Questions: Closure Principles Formalized

5 questions to test your understanding

Score: 0 / 5
Question 1 Multiple Choice

You know that having two hands entails you are not a handless brain in a vat. You admit you cannot know you are not a brain in a vat. What does the closure principle force you to conclude?

AYou do know you are not a brain in a vat, since closure transmits knowledge forward from your knowledge of having hands
BYou do not know you have two hands, since closure by contraposition requires knowledge of the entailed proposition
CClosure does not apply here because skeptical scenarios are not genuine epistemic possibilities
DYou can know you have two hands without the closure principle applying to skeptical entailments
Question 2 Multiple Choice

Which of the following correctly states the basic closure principle?

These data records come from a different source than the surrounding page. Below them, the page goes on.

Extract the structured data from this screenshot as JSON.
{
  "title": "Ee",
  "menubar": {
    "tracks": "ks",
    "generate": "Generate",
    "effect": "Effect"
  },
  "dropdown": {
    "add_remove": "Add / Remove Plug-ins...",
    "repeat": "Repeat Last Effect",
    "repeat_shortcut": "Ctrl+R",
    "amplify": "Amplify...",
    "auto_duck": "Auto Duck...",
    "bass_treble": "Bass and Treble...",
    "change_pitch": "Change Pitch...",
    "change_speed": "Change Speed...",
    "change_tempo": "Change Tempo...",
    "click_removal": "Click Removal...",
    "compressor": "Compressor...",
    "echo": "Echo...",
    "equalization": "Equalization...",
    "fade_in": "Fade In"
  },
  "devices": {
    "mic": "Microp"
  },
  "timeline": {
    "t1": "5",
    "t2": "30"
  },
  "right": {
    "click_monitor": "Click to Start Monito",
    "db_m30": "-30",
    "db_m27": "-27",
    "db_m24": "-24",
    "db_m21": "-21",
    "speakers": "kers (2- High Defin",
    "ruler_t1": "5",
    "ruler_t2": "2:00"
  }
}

AIf Kₐp is true, then p is true in all possible worlds
BIf Kₐp and Kₐ(p → q), then Kₐq
CIf p entails q and Kₐp, then Kₐq — regardless of whether the agent knows the entailment
DIf Kₐp and p is necessarily true, then Kₐq for any q
Question 3 True / False

Philosophers who reject the closure principle typically do so in order to preserve ordinary knowledge claims while admitting ignorance of far-fetched skeptical scenarios.

TTrue
FFalse
Question 4 True / False

In possible-worlds semantics, the closure principle holds without exception: if p is true in most epistemically accessible worlds and p → q is true in most accessible worlds, then q is true in most accessible worlds.

TTrue
FFalse
Question 5 Short Answer

State the closure principle formally using the Kₐ notation, then explain how its contrapositive form generates a skeptical argument against ordinary knowledge.